Most businesses shut down over Christmas but many of the small and family ones will still be operating over the holiday season. For some, it will be business as usual. Others will be putting in time to catch up on administrative work. Surveys over the years have found that while more than 90 per cent of Australian small business owners will be taking time off, most will still spend the down time dealing with old emails, general administration, finances, writing business plans, updating website content or looking at budgets for the next year.
Many family business owners who shut down over Christmas make the most of the break by performing regular maintenance and repairs to equipment during the quiet period without dipping into their work time. They also use the down time to do the budgeting and planning for the year ahead and marketing the business through fliers, phone calls and direct mail.
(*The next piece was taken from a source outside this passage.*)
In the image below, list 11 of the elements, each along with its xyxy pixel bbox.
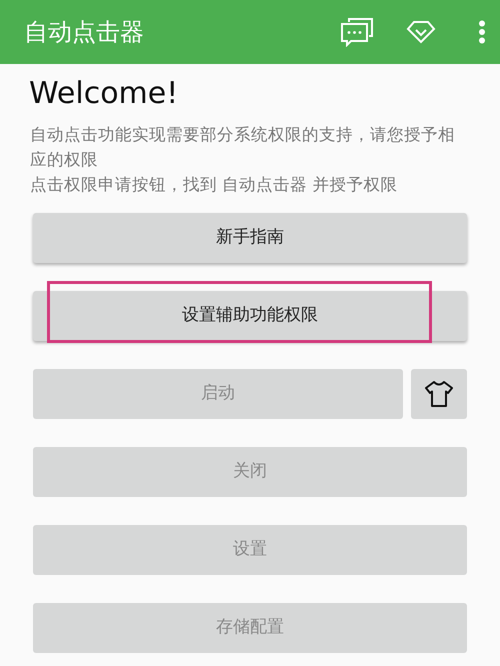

But what about operating as usual? It’s a dilemma business owners face in the lead up to the festive season. For some, shutting down could see a drop in revenue and productivity. For others, apart from bars and restaurants, it’s the sensible thing to do when clients have shut down over the break.
Deciding whether or not to stay open over Christmas is a decision every family business owner has to make based on what their clients are doing and what they are offering.
So what are the steps to working over Christmas? The most obvious one is to find out what customers are doing. If they’re shutting down too, there’s no point staying open. But if they’re not, it’s an opportunity to make inroads during a quiet time of year and get one up on competitors. A well-targeted, well-planned Christmas campaign could help boost sales to new and existing customers.
With Christmas, it’s important to become Scrooge with debtors. Chasing up debts is imperative and it has to be done before Christmas because it’s almost impossible to recover money in January when people are away. The March quarter tends to be the toughest cash flow quarter of the year for most businesses so the rule for chasing debts is to do it now, before Christmas.
And because the March quarter is so tight, family businesses should have some sort of buffer going into 2014.
Second is staffing. Because payroll is the biggest cost, staff rosters need to be reviewed carefully to ensure that only absolutely essential staff will be working over the break. The rest should be directed to take leave so that the business can balance the books by not allowing large banks of leave to accrue.
The next big issue is stock management. What’s crucial here is to stay as liquid as possible during that time of year when business has slowed down. Unless business is booming over the Christmas period, companies should drive stock down to the lowest possible level in the weeks ahead of the festive season and only order the minimum to meet what’s required over Christmas. At the same time, however, it is important to ensure that suppliers will have the stock ready to go for the New Year.
During the festive season, there is a lot of discounting. With sale signs up everywhere, the danger with the me-too strategy is that doing it to keep up could see the business trading below its break-even point and even generating losses. It would require a massive increase in sales volumes just to maintain the same position, and that’s not going to happen. Most businesses won’t last if they do that over any protracted period of time. In any case, doing that would rob the business of the buffer it needs for the March quarter. The rule of thumb here is to know the profit margins and how much the business can afford to discount.
Whether the family business stays open or shuts down, Christmas is the time of year that needs to be managed with care.